Responde: A Dios lo amamos amando. Para Jesús no hay oposición entre Dios y nosotros. La única manera de amar al Padre es comprometiéndonos con los últimos. Ahí está toda la ley y los profetas. Dios es lo primero, hay que amarlo con todo, “corazón, vida, mente”. Toda vida para ser bien vivida debe estar centrada en Él, sin miedos a enajenamientos, fugas de la realidad o intimismos descomprometidos. Porque el que centra su vida en el Dios del cielo se embarra encontrándolo en la Madre tierra; el que aspira adorar al Dios eterno lo reverencia en los heridos de la historia; el que pretende alabar al Todopoderoso, no puede más que abrazarlo llagado y vulnerado en toda periferia. ¿Acaso Jesús no caminó de esa manera, uniendo en su persona el amor al Padre y a los pobres? La novedad de Jesús, la genialidad de su respuesta, al igual que el domingo anterior, está en el agregado: “y a tu prójimo como a tí mismo”. Le preguntan por un mandamiento grande, y agrega un segundo, tomado de un versículo entre tantos del Levítico. Ambos mandamientos -dirá- son igualmente importantes. Si centramos nuestra vida en Dios, no podemos sino amar a los demás.

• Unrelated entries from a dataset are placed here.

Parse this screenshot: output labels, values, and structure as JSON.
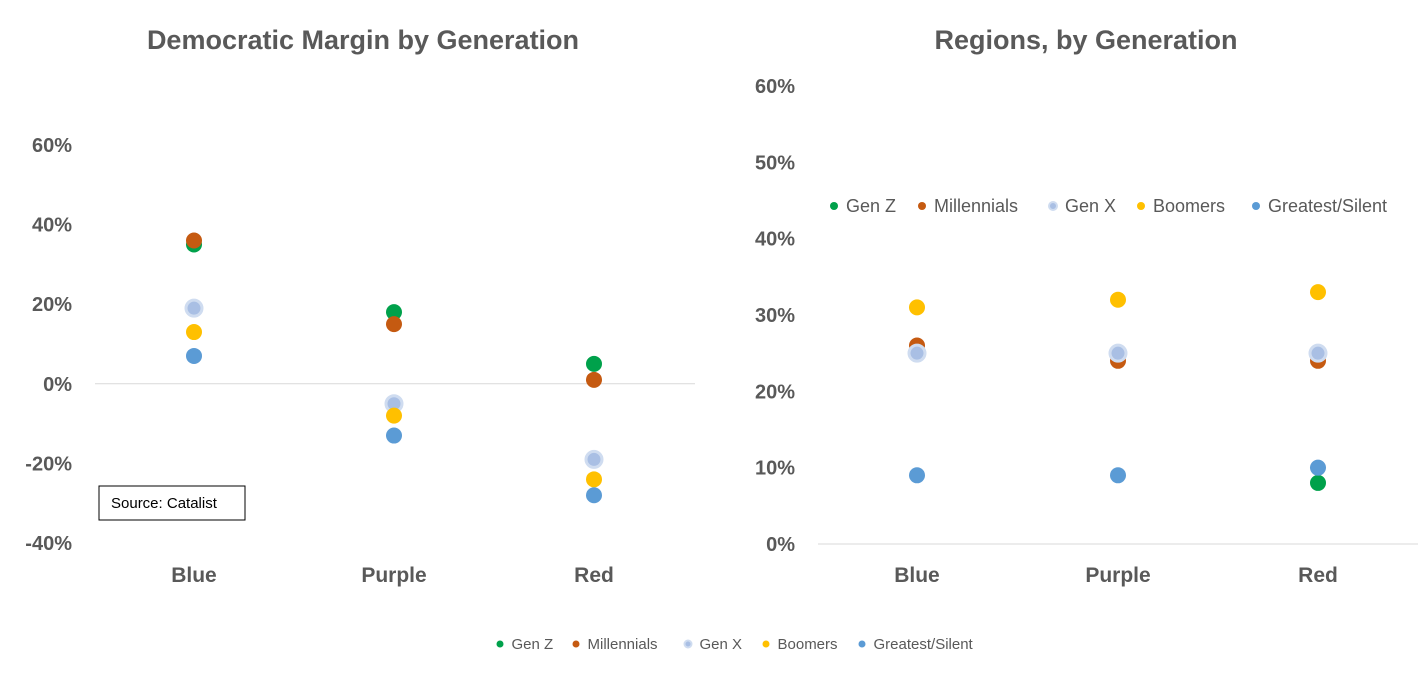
{
  "chart_data": [
    {
      "type": "scatter",
      "title": "Democratic Margin by Generation",
      "categories": [
        "Blue",
        "Purple",
        "Red"
      ],
      "ylim": [
        -40,
        60
      ],
      "yticks": [
        "60%",
        "40%",
        "20%",
        "0%",
        "-20%",
        "-40%"
      ],
      "ytick_values": [
        60,
        40,
        20,
        0,
        -20,
        -40
      ],
      "grid": false,
      "zero_line": true,
      "legend_position": "bottom",
      "annotation": "Source: Catalist",
      "series": [
        {
          "name": "Gen Z",
          "color": "#00A14B",
          "values": [
            35,
            18,
            5
          ]
        },
        {
          "name": "Millennials",
          "color": "#C55A11",
          "values": [
            36,
            15,
            1
          ]
        },
        {
          "name": "Gen X",
          "color": "#B4C7E7",
          "values": [
            19,
            -5,
            -19
          ]
        },
        {
          "name": "Boomers",
          "color": "#FFC000",
          "values": [
            13,
            -8,
            -24
          ]
        },
        {
          "name": "Greatest/Silent",
          "color": "#5B9BD5",
          "values": [
            7,
            -13,
            -28
          ]
        }
      ]
    },
    {
      "type": "scatter",
      "title": "Regions, by Generation",
      "categories": [
        "Blue",
        "Purple",
        "Red"
      ],
      "ylim": [
        0,
        60
      ],
      "yticks": [
        "60%",
        "50%",
        "40%",
        "30%",
        "20%",
        "10%",
        "0%"
      ],
      "ytick_values": [
        60,
        50,
        40,
        30,
        20,
        10,
        0
      ],
      "grid": false,
      "legend_position": "top",
      "series": [
        {
          "name": "Gen Z",
          "color": "#00A14B",
          "values": [
            null,
            null,
            8
          ]
        },
        {
          "name": "Millennials",
          "color": "#C55A11",
          "values": [
            26,
            24,
            24
          ]
        },
        {
          "name": "Gen X",
          "color": "#B4C7E7",
          "values": [
            25,
            25,
            25
          ]
        },
        {
          "name": "Boomers",
          "color": "#FFC000",
          "values": [
            31,
            32,
            33
          ]
        },
        {
          "name": "Greatest/Silent",
          "color": "#5B9BD5",
          "values": [
            9,
            9,
            10
          ]
        }
      ]
    }
  ],
  "legend_bottom": [
    "Gen Z",
    "Millennials",
    "Gen X",
    "Boomers",
    "Greatest/Silent"
  ]
}
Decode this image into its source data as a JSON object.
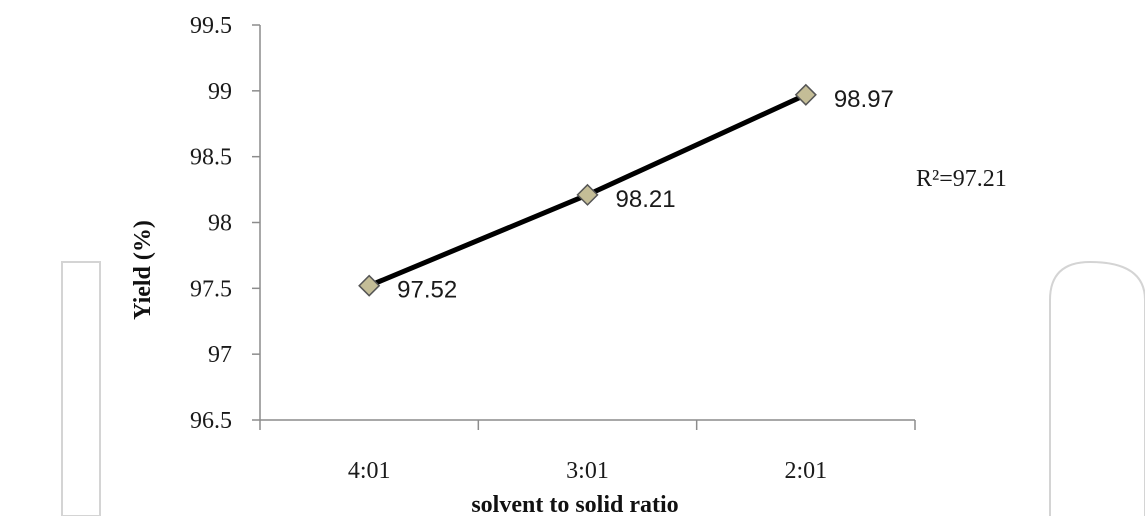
{
  "chart_data": {
    "type": "line",
    "categories": [
      "4:01",
      "3:01",
      "2:01"
    ],
    "series": [
      {
        "values": [
          97.52,
          98.21,
          98.97
        ]
      }
    ],
    "data_labels": [
      "97.52",
      "98.21",
      "98.97"
    ],
    "ylim": [
      96.5,
      99.5
    ],
    "yticks": [
      96.5,
      97,
      97.5,
      98,
      98.5,
      99,
      99.5
    ],
    "ytick_labels": [
      "96.5",
      "97",
      "97.5",
      "98",
      "98.5",
      "99",
      "99.5"
    ],
    "xlabel": "solvent to solid ratio",
    "ylabel": "Yield (%)",
    "annotation": "R²=97.21",
    "grid": false,
    "marker": "diamond",
    "line_color": "#000000",
    "marker_color": "#c4bd97"
  }
}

Tan difícil de vivir pero tan simple de entender: Amar al que nos ama, amar a Dios, es lo más importante. Porque amando a Dios, en el mismo movimiento, amo a los que Él ama, sus pobres (1a lectura). Él nunca está solo sino que siempre está inclinado con los postergados, identificándose y tomando partido por ellos. Como toda mamá, quiere que se la ame, pero más quiere que se ame a los y las que están con ella; hasta preferiría que amen mas a sus hijos que a ella misma. Así también nuestro Dios, Papá de Jesús y nuestro. No existe manera de amarlo a él sinceramente, sin amar a sus hijos e hijas, hermanas y hermanos míos. Si quiero amarlo y estar cerquita suyo, debo aceptar sentarme a su mesa, repleta de hermanos y hermanas. En Él debemos amarnos todos. ¡Claro que nos cuesta, nos es difícil! Por eso precisamente, centrar nuestra vida en Dios es lo mejor que podemos hacer. Desde él nos miramos con justicia, ni superiores -como los fariseos- ni ensimismados en nuestra culpa que no nos deja crecer; somos pecadores, peregrinos, que intentamos amar aunque nos cueste. Dios mira con amor todo lo que somos, ¡Es nuestro Papá bueno! Él contempla nuestra vida con sus luces y sombras, nuestros intentos de amar, e incluso sabe eso que nos cuesta amar en los demás (y por lo tanto, seguramente también en nosotros). Nos sueña hijos e hijas, nos quiere comprometidos en ser más hermanos y hermanas. Amémoslo con todo lo que somos y amemos a aquellos que él ama. Él sabe que nos es difícil pero con su gracia y paciencia podremos.